Uma decisão emblemática do 18º Juizado Especial Cível de Manausvinculado ao TJAMestabeleceu um precedente importante para a responsabilidade bancária em casos de fraude. O juiz Jorsenildo Dourado do Nascimento condenaram conjuntamente o Bradesco e o PagSeguro ao pagamento de indemnizações por falhas na execução do Mecanismo Especial de Retorno (MED) .

Como ocorreu o golpe do Pix que levou à condenação judicial?

O incidente ocorreu quando um consumidor realizou quatro transferências via Pixacreditando que estão adquirindo produtos recomendados por um conhecido. Na verdade, tratava-se de um perfil falso que enganou a vítima. Ao perceber o golpe, o cliente tentou recuperar os valores pelos canais oficiais, mas enfrentou a inércia das instituições envolvidas na transação financeira.

Ao contrário dos casos de hacking de contas, esta decisão centrou-se na omissão técnica das instituições financeiras pagadoras e receptoras.
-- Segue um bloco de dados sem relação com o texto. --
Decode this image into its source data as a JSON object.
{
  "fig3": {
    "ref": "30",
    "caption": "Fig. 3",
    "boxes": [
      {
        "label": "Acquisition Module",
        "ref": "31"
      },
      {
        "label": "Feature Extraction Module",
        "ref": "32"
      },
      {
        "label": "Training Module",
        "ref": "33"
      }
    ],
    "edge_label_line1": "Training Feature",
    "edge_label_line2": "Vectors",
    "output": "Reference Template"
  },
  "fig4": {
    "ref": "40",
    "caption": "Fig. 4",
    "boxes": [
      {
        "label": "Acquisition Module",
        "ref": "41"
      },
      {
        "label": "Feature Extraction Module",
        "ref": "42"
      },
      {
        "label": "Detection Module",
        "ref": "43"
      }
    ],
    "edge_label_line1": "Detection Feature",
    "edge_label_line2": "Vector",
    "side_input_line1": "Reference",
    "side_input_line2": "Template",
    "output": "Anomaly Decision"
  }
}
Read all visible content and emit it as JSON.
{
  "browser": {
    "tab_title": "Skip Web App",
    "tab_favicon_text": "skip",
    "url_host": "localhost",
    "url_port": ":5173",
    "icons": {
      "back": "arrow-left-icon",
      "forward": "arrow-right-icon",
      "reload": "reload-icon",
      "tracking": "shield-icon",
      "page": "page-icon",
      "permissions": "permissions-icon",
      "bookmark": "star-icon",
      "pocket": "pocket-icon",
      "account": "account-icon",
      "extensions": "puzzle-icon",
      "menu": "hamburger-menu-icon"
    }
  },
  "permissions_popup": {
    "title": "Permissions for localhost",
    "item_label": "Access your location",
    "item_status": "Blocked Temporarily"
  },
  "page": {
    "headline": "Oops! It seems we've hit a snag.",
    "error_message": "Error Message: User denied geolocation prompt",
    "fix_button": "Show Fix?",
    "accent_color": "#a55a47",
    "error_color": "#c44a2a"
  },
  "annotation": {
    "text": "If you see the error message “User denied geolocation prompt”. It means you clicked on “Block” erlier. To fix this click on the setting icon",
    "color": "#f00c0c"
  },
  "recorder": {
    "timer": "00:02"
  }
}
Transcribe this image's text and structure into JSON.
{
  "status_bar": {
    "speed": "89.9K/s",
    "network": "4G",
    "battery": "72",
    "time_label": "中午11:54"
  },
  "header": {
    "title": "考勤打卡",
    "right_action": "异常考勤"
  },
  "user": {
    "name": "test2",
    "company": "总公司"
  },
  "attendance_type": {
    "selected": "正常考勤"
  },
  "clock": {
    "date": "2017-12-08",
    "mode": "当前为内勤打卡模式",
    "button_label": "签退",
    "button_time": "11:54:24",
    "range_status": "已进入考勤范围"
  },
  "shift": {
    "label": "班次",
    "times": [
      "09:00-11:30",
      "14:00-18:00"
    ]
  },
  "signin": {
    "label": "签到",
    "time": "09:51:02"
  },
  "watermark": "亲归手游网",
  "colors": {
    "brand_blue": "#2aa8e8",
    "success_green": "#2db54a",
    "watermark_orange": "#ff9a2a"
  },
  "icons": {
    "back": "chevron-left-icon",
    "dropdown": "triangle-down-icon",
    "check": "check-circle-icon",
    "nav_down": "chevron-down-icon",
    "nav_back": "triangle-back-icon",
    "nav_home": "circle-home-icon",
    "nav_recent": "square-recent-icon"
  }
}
O juiz entendeu que, embora a transferência tenha sido voluntária, os instrumentos de proteção e reversão criados pelo Banco Central não foram aplicados com a agilidade necessária para mitigar os prejuízos do consumidor.

Martelo da Justiça e símbolo Pix em cima da mesa
Martelo da Justiça e símbolo Pix em cima da mesa

Quais foram os valores fixados na sentença contra os bancos?

A condenação totalizou R$ 9.750,00valor que deverá ser pago solidariamente pelos réus de acordo com a decisão proferida em 6 de junho de 2024. O sistema de justiça amazônico aplicou rigor na correção monetária e nas taxas de juros. 1% por mês, visando reparar tanto o peculato financeiro direto quanto o dano moral sofrido pela vítima durante a tentativa de recuperação do valor.

Confira os detalhes da remuneração estabelecida no processo na tabela abaixo:

⚖️ Detalhes de compensação: fraude bancária

Resumo da condenação e encargos financeiros aplicados à instituição em 2026

Rumo / Carga

Base de Cálculo/Detalhamento

Valor Estabelecido

Danos à propriedade

Reembolso total de transferências fraudulentas (4 operações).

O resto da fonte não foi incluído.